Le psychiatre lillois Vincent Dodin. — DR

Les addictions, c’est son combat. Le Lillois Vincent Dodin a déjà publié deux livres sur le sujet : Victor et ses démons et Guérir les addictions chez les jeunes : 100 questions-réponses. Psychiatre à l’hôpital Saint-Vincent-de-Paul et professeur à la faculté catholique de médecine de Lille, il se penche, cette fois, sur les troubles alimentaires, un fléau qui touche environ 600.000 personnes déclarées en France et publie Anorexie, boulimie, en faim de conte, qui sort, ce mercredi.

La couverture du livre de Vincent Dodin.
La couverture du livre de Vincent Dodin. - DR

Quelle est l’originalité de ce livre sur un sujet souvent abordé ?

Je mets en avant le travail que nous menons à l’hôpital.
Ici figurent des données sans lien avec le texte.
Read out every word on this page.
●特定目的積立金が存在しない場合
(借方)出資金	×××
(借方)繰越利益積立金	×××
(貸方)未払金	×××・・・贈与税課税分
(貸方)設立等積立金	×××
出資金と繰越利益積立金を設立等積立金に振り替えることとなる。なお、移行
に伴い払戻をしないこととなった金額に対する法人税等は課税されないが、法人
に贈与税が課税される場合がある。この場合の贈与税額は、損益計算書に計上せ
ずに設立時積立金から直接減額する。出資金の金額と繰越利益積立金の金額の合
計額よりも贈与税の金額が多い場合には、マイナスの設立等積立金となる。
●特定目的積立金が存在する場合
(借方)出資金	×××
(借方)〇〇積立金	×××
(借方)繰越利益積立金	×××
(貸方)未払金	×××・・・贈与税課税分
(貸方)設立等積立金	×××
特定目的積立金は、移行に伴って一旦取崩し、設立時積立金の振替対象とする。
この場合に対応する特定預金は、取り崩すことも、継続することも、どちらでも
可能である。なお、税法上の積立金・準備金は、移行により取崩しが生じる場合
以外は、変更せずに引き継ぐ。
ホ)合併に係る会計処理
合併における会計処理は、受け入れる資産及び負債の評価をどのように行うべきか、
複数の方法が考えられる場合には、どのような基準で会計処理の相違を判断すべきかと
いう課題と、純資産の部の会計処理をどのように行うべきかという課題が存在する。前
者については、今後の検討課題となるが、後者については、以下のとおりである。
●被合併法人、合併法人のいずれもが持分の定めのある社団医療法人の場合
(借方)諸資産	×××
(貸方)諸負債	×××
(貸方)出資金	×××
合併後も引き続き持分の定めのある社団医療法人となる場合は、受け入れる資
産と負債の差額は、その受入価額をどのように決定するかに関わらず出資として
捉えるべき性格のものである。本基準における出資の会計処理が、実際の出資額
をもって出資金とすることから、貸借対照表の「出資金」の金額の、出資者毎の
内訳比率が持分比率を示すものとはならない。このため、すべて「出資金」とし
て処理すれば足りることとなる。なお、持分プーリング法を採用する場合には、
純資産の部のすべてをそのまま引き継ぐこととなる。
Il s’appuie notamment sur des contes. Raconter des histoires permet d’aborder le sujet de façon concrète. Les contes que je reprends dans le livre sont un condensé de diverses expériences : par exemple, la maladresse d’un père évoquant devant tout le monde « la poussée de totottes » de sa fille, sans imaginer le mal que ça peut provoquer chez elle.

Quel est l’objectif de ce livre ?

Les émissions médiatiques consacrées à ces maladies ne sont pas souvent le reflet de la réalité. Le phénomène est plus complexe que ça. Je souhaitais transmettre notre expérience pour faire passer des idées qui ne sont pas toujours acceptées. En effet, chacun porte parfois des secrets de famille qui continuent d’avoir une incidence sur le comportement lorsqu’on devient parent à son tour.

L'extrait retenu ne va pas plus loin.